MEIBOMIAN GLANDS in contrast:
are not associated with hairs
have a long slender gland body
have an elaborated fine ductal system
with a long central duct and narrow connecting ductules
that lead to spherical secretory acini
acini are filled by secretory cells termed Meibocytes.
here again, some immediate thoughts come up as a link to potential pathology of the glands - a long, fine and slender ductal system that leads from deep in the tarsal plates to the surface of the posterior lid border ... is probably not ideal to drain an oily secretum that may easily change its viscosity depending on its composition and on the environmental weather conditions ...
... and these concerns unluckily meet closely what leads to and happens during Meibomian Gland Dysfunction - often better known by the abbreviation of MGD
Therefore, it does not come as a surprise, that
obstruction is the main pathology of the Meibomian glands and mainly their terminal ductal system, and the main therapeutic challenge is the removal of obstruction in order to get the lipid secretion flowing again.
WHAT IS a SEBACEOUS GLAND ?
produce an oily secretum
by formation and accumulation of lipids inside the secretory cells
this process is termed ´MATURATION´
during their maturation the cells move over several days
from the basal cell layer in the periphery of the acinus to the center
eventually the cells rupture and dissolve
basically all remnants of the whole cells form the Meibomian oil
Therefore sebaceous gland acini are completely filled by secretory cells. Since the secretory cells are completely lost during the secretory process they must be replenished by the similarly continuous cell division of stem cells
Secretion and Delivery of the Meibomian Glands - what is that ?
Due to the explained long extension of the Meibomian glands the secretory Meibocytes in the spherical acini are typically far away from the orifice at the posterior lid margin.
Therefore it makes sense to divide the process to provide oil onto the posterior lid margin and the tear film according to BRON and TIFFANY into TWO STEPS that are separated in space and time:
describes the process of holocrine lipid production inside the acinus
it ends with the disruption of the secretory cells that forms the oily end product
that enters the start of the ductal system at the end of opening of the acinus
Secretion is a CONTINUOUS process because
it is driven by the continuous cell division and formation of new cells in the acinus
it thus results in a certain ´secretory pressure´ that conceivably also drives the oil within the ductal system towards the orifice
... then the secretum must be transported within the ductal system and eventually ...

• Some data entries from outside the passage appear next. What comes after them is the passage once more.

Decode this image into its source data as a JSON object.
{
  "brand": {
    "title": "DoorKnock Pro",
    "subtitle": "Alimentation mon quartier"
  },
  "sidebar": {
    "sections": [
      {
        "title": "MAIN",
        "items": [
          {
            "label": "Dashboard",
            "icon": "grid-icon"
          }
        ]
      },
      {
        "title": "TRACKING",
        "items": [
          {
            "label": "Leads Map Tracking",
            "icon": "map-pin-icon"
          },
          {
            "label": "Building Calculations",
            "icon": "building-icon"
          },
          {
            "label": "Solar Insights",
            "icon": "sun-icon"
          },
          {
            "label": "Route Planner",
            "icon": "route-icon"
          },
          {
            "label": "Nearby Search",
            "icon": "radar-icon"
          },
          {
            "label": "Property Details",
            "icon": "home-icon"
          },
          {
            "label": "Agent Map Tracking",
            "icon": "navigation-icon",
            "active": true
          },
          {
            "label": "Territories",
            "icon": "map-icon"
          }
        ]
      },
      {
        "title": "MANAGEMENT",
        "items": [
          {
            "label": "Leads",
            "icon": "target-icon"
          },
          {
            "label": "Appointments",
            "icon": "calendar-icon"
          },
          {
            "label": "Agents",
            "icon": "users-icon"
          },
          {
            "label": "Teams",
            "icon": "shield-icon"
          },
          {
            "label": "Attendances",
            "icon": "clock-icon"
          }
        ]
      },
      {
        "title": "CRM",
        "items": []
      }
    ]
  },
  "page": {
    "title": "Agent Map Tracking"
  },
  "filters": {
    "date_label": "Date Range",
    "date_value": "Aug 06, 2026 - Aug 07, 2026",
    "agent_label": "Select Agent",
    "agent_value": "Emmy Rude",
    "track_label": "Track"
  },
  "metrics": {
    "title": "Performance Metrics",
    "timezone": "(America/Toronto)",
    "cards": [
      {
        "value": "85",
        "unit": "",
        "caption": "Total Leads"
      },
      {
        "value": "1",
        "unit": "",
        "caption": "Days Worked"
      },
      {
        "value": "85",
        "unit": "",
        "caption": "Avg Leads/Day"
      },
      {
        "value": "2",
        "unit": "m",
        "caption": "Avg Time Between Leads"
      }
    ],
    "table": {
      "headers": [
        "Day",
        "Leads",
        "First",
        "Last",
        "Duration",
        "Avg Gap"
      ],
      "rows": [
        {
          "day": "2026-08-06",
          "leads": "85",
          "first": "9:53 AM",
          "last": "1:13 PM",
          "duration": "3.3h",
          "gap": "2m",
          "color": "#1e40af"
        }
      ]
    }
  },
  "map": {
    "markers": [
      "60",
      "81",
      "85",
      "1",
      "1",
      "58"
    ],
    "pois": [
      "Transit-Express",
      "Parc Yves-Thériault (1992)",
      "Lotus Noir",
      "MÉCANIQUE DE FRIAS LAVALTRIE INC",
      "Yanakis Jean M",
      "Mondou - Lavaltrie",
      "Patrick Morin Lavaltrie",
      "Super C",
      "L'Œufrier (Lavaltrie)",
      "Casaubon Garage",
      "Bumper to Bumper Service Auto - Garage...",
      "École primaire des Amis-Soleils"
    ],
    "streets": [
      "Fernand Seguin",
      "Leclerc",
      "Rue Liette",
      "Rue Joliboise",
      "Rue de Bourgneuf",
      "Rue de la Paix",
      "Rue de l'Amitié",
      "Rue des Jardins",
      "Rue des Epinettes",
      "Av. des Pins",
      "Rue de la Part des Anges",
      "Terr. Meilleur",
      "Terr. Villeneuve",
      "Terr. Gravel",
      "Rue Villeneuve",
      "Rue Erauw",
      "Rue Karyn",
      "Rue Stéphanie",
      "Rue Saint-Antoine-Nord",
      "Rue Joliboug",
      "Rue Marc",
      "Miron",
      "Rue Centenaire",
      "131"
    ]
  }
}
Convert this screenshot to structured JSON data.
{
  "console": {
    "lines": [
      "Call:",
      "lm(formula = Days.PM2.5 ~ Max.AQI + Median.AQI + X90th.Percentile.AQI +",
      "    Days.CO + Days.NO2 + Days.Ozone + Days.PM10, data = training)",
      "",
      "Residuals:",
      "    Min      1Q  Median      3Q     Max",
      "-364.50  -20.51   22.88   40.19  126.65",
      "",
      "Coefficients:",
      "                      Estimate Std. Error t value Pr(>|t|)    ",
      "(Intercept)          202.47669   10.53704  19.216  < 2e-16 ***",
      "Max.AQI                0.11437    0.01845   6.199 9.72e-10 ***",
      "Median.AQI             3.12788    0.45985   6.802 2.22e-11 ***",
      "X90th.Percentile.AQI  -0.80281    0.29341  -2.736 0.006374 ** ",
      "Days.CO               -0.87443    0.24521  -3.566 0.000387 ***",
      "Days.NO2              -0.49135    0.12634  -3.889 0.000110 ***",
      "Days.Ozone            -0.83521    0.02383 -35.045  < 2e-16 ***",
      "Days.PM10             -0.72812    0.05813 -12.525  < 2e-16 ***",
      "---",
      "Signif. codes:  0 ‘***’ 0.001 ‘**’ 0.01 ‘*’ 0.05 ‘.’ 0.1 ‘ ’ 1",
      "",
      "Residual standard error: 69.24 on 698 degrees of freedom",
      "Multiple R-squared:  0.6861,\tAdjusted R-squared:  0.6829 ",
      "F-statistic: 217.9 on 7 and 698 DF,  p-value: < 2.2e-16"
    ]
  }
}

describes the process of driving out - or delivering - the oil
from the ductal system, through the orifice onto the lid margin
Delivery is a DIS-continuous process because
it needs the assistance of the lid muscles
is therefore linked to the blink movement of the eye lids
The differentiation between secretion and delivery allows the understanding of Gland Obstruction as a main pathology of the Meibomian Glands
The Differentiation between SECRETION deep down in the Gland that fills the ductal system with oil and the eventual DELIVERY from the ductal system out of the gland onto the lid margin allows to better understand obstructive MGD.
Obstruction of the terminal part of a Meibomian Gland will necessarily lead to a stasis of Meibomian oil inside the gland and, since the secretion in the acini continues, the pressure inside the gland will increase. This will necessarily lead to the potential onset of pressure-dependent atrophy of the gland with dilatation of the ducts and destruction of the secretory tissue.